Why a woman can still conceive while already pregnant —Gynaecologist

HEALTHDIGEST– An Obstetrician and Gynecologist, Dr. Olajumoke Ogunro, says pregnant women should be alert to the rare possibility that they can still conceive while already pregnant.

According to her, while the occurrence referred to as superfetation is rare, science has established that it is possible.

Superfetation is the formation of a second foetus while another foetus is already present in the uterus.

Speaking with PUNCH HealthWise in an interview, Dr. Ogunro who works at the Alpha Assisted Reproductive Klinic, Ikoyi, Lagos, explained that even though it is possible for superfetation to occur, the condition is extremely rare in humans.

She said, “In humans, it is very rare. In fact, in the whole medical literature, what has been recorded is less than 10 cases. It is more common in certain animals like rodents, fishes, kangaroos.”

She stated that the condition occurs when a woman ovulates in two different cycles and releases two different eggs. 

According to her, these eggs get fertilised and implantation occurs in the uterus.

Ogunro added, “Basically, what happens is that a woman ovulates, she releases her eggs and then the egg gets fertilised and implanted in the uterus, so pregnancy occurs and then in another cycle, she ovulates again, releases the eggs, they get fertilised and implantation occurs for the second time.

“It is extremely rare because the way nature does is that once a woman is pregnant, it’s rare for another pregnancy to occur.

“That is because the pregnancy hormones act as a barrier to prevent another pregnancy and also, the lining of the womb undergoes changes that it is almost impossible for a second pregnancy to occur, however, this rare condition can occur.”

According to the expert, in a case where superfetation occurs, both babies can survive although one would be older than the other.

She further explained the difference between twins and superfetation saying, “With twins, what happens is that they are conceived at the same time, within the same menstrual cycle but with superfetation, it is at different times, one is older than the other.

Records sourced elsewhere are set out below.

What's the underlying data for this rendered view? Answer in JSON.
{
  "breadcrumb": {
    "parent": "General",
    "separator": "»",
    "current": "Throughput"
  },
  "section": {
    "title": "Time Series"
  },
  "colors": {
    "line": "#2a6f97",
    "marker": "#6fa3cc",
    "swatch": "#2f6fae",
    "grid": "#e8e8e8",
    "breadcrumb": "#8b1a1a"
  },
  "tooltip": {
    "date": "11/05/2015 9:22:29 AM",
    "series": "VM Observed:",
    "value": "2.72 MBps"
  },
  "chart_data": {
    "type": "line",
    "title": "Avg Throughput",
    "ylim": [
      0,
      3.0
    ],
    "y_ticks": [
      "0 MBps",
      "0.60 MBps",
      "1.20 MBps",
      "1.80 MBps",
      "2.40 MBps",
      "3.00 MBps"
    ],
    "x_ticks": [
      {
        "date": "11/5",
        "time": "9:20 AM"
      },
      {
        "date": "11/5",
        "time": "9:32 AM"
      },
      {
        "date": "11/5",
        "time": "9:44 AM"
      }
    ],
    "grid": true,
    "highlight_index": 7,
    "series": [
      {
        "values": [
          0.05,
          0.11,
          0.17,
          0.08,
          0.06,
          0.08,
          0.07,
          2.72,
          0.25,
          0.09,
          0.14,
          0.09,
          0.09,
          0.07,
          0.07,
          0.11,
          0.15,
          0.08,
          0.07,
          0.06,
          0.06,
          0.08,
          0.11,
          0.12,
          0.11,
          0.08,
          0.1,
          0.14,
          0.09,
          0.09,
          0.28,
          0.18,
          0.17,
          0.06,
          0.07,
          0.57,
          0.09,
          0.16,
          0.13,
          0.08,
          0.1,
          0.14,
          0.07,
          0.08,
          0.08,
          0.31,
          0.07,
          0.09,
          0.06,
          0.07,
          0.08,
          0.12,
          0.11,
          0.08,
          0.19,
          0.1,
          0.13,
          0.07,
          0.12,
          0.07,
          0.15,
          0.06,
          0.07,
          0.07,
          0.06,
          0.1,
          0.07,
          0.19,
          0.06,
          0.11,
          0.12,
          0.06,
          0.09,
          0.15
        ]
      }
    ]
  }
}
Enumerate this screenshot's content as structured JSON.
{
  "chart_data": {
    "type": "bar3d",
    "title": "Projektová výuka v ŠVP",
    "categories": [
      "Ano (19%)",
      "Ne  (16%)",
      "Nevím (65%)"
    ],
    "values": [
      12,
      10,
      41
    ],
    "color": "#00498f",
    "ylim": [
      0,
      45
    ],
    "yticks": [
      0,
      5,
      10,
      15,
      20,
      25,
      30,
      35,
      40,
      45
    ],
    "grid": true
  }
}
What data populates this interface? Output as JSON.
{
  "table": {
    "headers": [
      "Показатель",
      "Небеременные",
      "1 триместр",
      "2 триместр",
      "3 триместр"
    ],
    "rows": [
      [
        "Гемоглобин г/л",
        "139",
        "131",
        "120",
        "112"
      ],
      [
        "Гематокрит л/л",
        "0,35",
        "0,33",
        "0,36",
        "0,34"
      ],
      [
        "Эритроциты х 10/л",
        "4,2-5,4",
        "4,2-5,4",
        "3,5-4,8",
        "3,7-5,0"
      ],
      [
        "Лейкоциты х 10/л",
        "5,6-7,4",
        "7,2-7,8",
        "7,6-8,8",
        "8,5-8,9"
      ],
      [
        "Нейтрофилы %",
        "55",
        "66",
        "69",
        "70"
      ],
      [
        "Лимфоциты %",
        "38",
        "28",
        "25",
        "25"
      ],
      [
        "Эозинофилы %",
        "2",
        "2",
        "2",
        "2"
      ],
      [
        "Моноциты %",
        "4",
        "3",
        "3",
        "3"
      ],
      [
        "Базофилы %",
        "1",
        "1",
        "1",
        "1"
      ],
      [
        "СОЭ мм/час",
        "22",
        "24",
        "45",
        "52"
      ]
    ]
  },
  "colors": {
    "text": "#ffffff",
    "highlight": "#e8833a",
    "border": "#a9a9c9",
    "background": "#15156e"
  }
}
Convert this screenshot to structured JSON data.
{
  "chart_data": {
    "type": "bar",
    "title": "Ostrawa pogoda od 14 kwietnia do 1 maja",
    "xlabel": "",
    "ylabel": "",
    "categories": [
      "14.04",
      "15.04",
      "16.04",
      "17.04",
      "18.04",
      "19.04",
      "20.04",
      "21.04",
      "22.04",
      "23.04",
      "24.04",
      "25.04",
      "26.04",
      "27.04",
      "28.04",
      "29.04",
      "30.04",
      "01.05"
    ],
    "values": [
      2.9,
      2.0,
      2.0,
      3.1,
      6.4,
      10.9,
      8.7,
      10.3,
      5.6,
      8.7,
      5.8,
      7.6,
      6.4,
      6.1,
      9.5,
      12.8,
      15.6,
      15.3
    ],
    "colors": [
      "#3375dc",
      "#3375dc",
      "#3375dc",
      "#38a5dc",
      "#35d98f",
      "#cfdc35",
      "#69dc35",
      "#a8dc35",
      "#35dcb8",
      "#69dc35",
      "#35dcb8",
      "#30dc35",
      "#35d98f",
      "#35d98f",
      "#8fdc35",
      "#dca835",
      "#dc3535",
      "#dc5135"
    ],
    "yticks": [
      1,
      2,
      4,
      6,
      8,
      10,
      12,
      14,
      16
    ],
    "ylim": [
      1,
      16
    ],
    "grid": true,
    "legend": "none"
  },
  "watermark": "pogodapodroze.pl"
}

“What happens is that if one is older than the other, the younger one may be delivered pre-term.

“The younger one has all the challenges in pre-term, challenges such as being born earlier than the due date. It is different from twins because with twins, the conception takes place at the same time but with superfetation, it is two eggs that have been released and fertilised at different times in two different menstrual cycles.”

Ogunro stressed that the condition is extremely rare in humans, so it is not something women should bother or be worried about.

According to a 2017 study, first published in the Journal of Reproduction & Sexual Health, “Superfetation in humans is an extremely rare situation in which a woman becomes pregnant a second time with another younger foetus in the face of an ongoing pregnancy.

“It is claimed to be common in some species of animals but is extremely rare in humans that fewer than 10 cases have been reported in the medical literature. Superfetation is different from the process of twinning or multiple gestations and involves the conception of an additional fetus during an established pregnancy.

“With superfetation, the two fetuses have different gestational ages and due dates.”

The study explained that “after conception occurs in a normal pregnancy, hormones have released that stop further ovulation.

“The lining of the uterus thickens in a way that should prevent a second embryo from attaching itself.

“Finally, the cervix forms a barrier known as the mucus plus, which is designed to protect the developing fetus from microbial infection and serves as an effective barrier to sperm.”

The study carried out in the department of obstetrics and gynaecology at Delta State University, Abraka, Nigeria, stated that superfetation is so unlikely because “three near-impossible things need to happen in order for it to occur; ovulation must occur while a woman is already pregnant, sperm must somehow make it past the mucus plug, and implantation must occur in a uterus that is no longer prepared for it.

“The odds of all three of them happening are without a doubt extremely small as reflected by the very occasional reports of superfetation in humans in the medical literature.”